「講座」商法の古色蒼然

 百科事典や全集などの大きな出版企画はもう売れない、と言われるようになって久しい。なるほど、ちょっと気のきいた辞書ならばいきなりCD-ROMになるご時世。中身以前に書物というメディアの形式そのものが書棚に並べておくだけのご威光さえも失いつつある現状では、それもまたひとつの時流だろう。

 なのに、出版界では未だに大きな講座ものがいくつも企画されている。耳にするところでは、岩波で作っている『講座社会学』はなんと二十数巻にわたる大風呂敷。その他、文化人類学や文学などについても続々と大きな企画が立てられ、制作が進行していると聞く。

 大学ではタテ割りの講座制の解体が促進され、概論から各論、特殊研究、演習などと細分化しながら専門化してゆくこれまでの「○○学」講座でなく、初めから横並びでそれもくだけた「○○論」といった講義題目が今や主流。

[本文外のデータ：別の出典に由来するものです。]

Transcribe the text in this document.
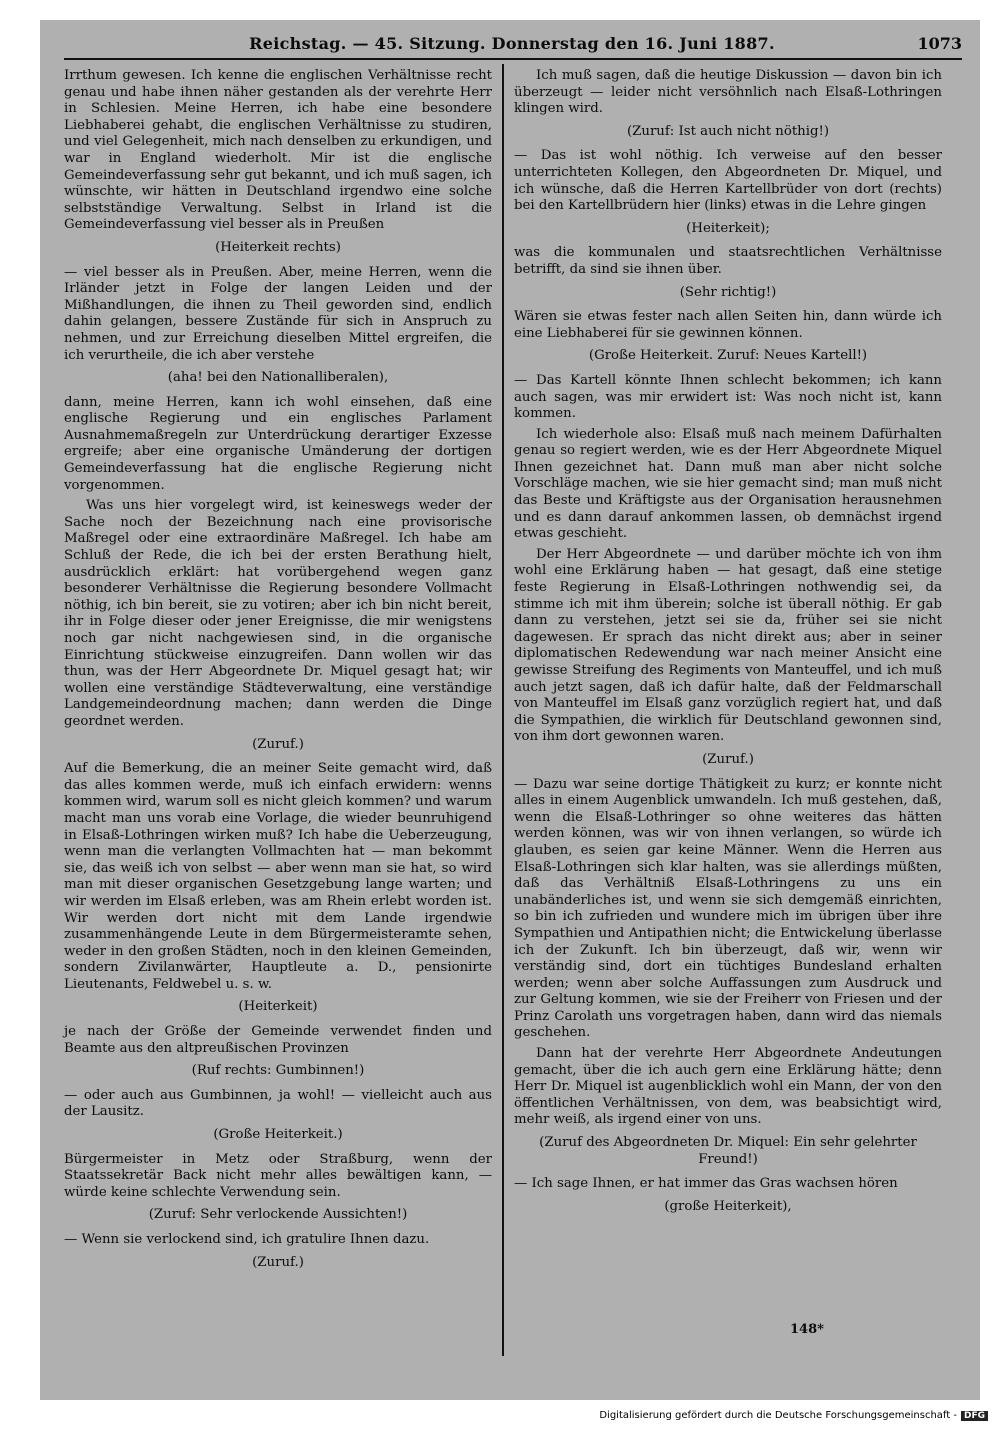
Reichstag. — 45. Sitzung. Donnerstag den 16. Juni 1887.	1073

Irrthum gewesen. Ich kenne die englischen Verhältnisse recht genau und habe ihnen näher gestanden als der verehrte Herr in Schlesien. Meine Herren, ich habe eine besondere Liebhaberei gehabt, die englischen Verhältnisse zu studiren, und viel Gelegenheit, mich nach denselben zu erkundigen, und war in England wiederholt. Mir ist die englische Gemeindeverfassung sehr gut bekannt, und ich muß sagen, ich wünschte, wir hätten in Deutschland irgendwo eine solche selbstständige Verwaltung. Selbst in Irland ist die Gemeindeverfassung viel besser als in Preußen

(Heiterkeit rechts)

— viel besser als in Preußen. Aber, meine Herren, wenn die Irländer jetzt in Folge der langen Leiden und der Mißhandlungen, die ihnen zu Theil geworden sind, endlich dahin gelangen, bessere Zustände für sich in Anspruch zu nehmen, und zur Erreichung dieselben Mittel ergreifen, die ich verurtheile, die ich aber verstehe

(aha! bei den Nationalliberalen),

dann, meine Herren, kann ich wohl einsehen, daß eine englische Regierung und ein englisches Parlament Ausnahmemaßregeln zur Unterdrückung derartiger Exzesse ergreife; aber eine organische Umänderung der dortigen Gemeindeverfassung hat die englische Regierung nicht vorgenommen.

Was uns hier vorgelegt wird, ist keineswegs weder der Sache noch der Bezeichnung nach eine provisorische Maßregel oder eine extraordinäre Maßregel. Ich habe am Schluß der Rede, die ich bei der ersten Berathung hielt, ausdrücklich erklärt: hat vorübergehend wegen ganz besonderer Verhältnisse die Regierung besondere Vollmacht nöthig, ich bin bereit, sie zu votiren; aber ich bin nicht bereit, ihr in Folge dieser oder jener Ereignisse, die mir wenigstens noch gar nicht nachgewiesen sind, in die organische Einrichtung stückweise einzugreifen. Dann wollen wir das thun, was der Herr Abgeordnete Dr. Miquel gesagt hat; wir wollen eine verständige Städteverwaltung, eine verständige Landgemeindeordnung machen; dann werden die Dinge geordnet werden.

(Zuruf.)

Auf die Bemerkung, die an meiner Seite gemacht wird, daß das alles kommen werde, muß ich einfach erwidern: wenns kommen wird, warum soll es nicht gleich kommen? und warum macht man uns vorab eine Vorlage, die wieder beunruhigend in Elsaß-Lothringen wirken muß? Ich habe die Ueberzeugung, wenn man die verlangten Vollmachten hat — man bekommt sie, das weiß ich von selbst — aber wenn man sie hat, so wird man mit dieser organischen Gesetzgebung lange warten; und wir werden im Elsaß erleben, was am Rhein erlebt worden ist. Wir werden dort nicht mit dem Lande irgendwie zusammenhängende Leute in dem Bürgermeisteramte sehen, weder in den großen Städten, noch in den kleinen Gemeinden, sondern Zivilanwärter, Hauptleute a. D., pensionirte Lieutenants, Feldwebel u. s. w.

(Heiterkeit)

je nach der Größe der Gemeinde verwendet finden und Beamte aus den altpreußischen Provinzen

(Ruf rechts: Gumbinnen!)

— oder auch aus Gumbinnen, ja wohl! — vielleicht auch aus der Lausitz.

(Große Heiterkeit.)

Bürgermeister in Metz oder Straßburg, wenn der Staatssekretär Back nicht mehr alles bewältigen kann, — würde keine schlechte Verwendung sein.

(Zuruf: Sehr verlockende Aussichten!)

— Wenn sie verlockend sind, ich gratulire Ihnen dazu.

(Zuruf.)

Ich muß sagen, daß die heutige Diskussion — davon bin ich überzeugt — leider nicht versöhnlich nach Elsaß-Lothringen klingen wird.

(Zuruf: Ist auch nicht nöthig!)

— Das ist wohl nöthig. Ich verweise auf den besser unterrichteten Kollegen, den Abgeordneten Dr. Miquel, und ich wünsche, daß die Herren Kartellbrüder von dort (rechts) bei den Kartellbrüdern hier (links) etwas in die Lehre gingen

(Heiterkeit);

was die kommunalen und staatsrechtlichen Verhältnisse betrifft, da sind sie ihnen über.

(Sehr richtig!)

Wären sie etwas fester nach allen Seiten hin, dann würde ich eine Liebhaberei für sie gewinnen können.

(Große Heiterkeit. Zuruf: Neues Kartell!)

— Das Kartell könnte Ihnen schlecht bekommen; ich kann auch sagen, was mir erwidert ist: Was noch nicht ist, kann kommen.

Ich wiederhole also: Elsaß muß nach meinem Dafürhalten genau so regiert werden, wie es der Herr Abgeordnete Miquel Ihnen gezeichnet hat. Dann muß man aber nicht solche Vorschläge machen, wie sie hier gemacht sind; man muß nicht das Beste und Kräftigste aus der Organisation herausnehmen und es dann darauf ankommen lassen, ob demnächst irgend etwas geschieht.

Der Herr Abgeordnete — und darüber möchte ich von ihm wohl eine Erklärung haben — hat gesagt, daß eine stetige feste Regierung in Elsaß-Lothringen nothwendig sei, da stimme ich mit ihm überein; solche ist überall nöthig. Er gab dann zu verstehen, jetzt sei sie da, früher sei sie nicht dagewesen. Er sprach das nicht direkt aus; aber in seiner diplomatischen Redewendung war nach meiner Ansicht eine gewisse Streifung des Regiments von Manteuffel, und ich muß auch jetzt sagen, daß ich dafür halte, daß der Feldmarschall von Manteuffel im Elsaß ganz vorzüglich regiert hat, und daß die Sympathien, die wirklich für Deutschland gewonnen sind, von ihm dort gewonnen waren.

(Zuruf.)

— Dazu war seine dortige Thätigkeit zu kurz; er konnte nicht alles in einem Augenblick umwandeln. Ich muß gestehen, daß, wenn die Elsaß-Lothringer so ohne weiteres das hätten werden können, was wir von ihnen verlangen, so würde ich glauben, es seien gar keine Männer. Wenn die Herren aus Elsaß-Lothringen sich klar halten, was sie allerdings müßten, daß das Verhältniß Elsaß-Lothringens zu uns ein unabänderliches ist, und wenn sie sich demgemäß einrichten, so bin ich zufrieden und wundere mich im übrigen über ihre Sympathien und Antipathien nicht; die Entwickelung überlasse ich der Zukunft. Ich bin überzeugt, daß wir, wenn wir verständig sind, dort ein tüchtiges Bundesland erhalten werden; wenn aber solche Auffassungen zum Ausdruck und zur Geltung kommen, wie sie der Freiherr von Friesen und der Prinz Carolath uns vorgetragen haben, dann wird das niemals geschehen.

Dann hat der verehrte Herr Abgeordnete Andeutungen gemacht, über die ich auch gern eine Erklärung hätte; denn Herr Dr. Miquel ist augenblicklich wohl ein Mann, der von den öffentlichen Verhältnissen, von dem, was beabsichtigt wird, mehr weiß, als irgend einer von uns.

(Zuruf des Abgeordneten Dr. Miquel: Ein sehr gelehrter Freund!)

— Ich sage Ihnen, er hat immer das Gras wachsen hören

(große Heiterkeit),
148*
Digitalisierung gefördert durch die Deutsche Forschungsgemeinschaft - DFG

そのことの是非はまた別に問われねばならないが、少なくとも大学がそういう現状なのに出版界だけがなお「講座」という形式にしがみつくのは奇妙な光景だ。教科書として以外に図書館などの需要を見込んでいるのかも知れないが、それもかなりおめでたい話。ともあれ、「学問」という共通の価値に対する信心までがほぼ解体されてしまったかのような現在、いきなり「講座」などという古色蒼然たる大看板を振り回すご乱心の末路だけは、きっちり見届けておきたいと思う。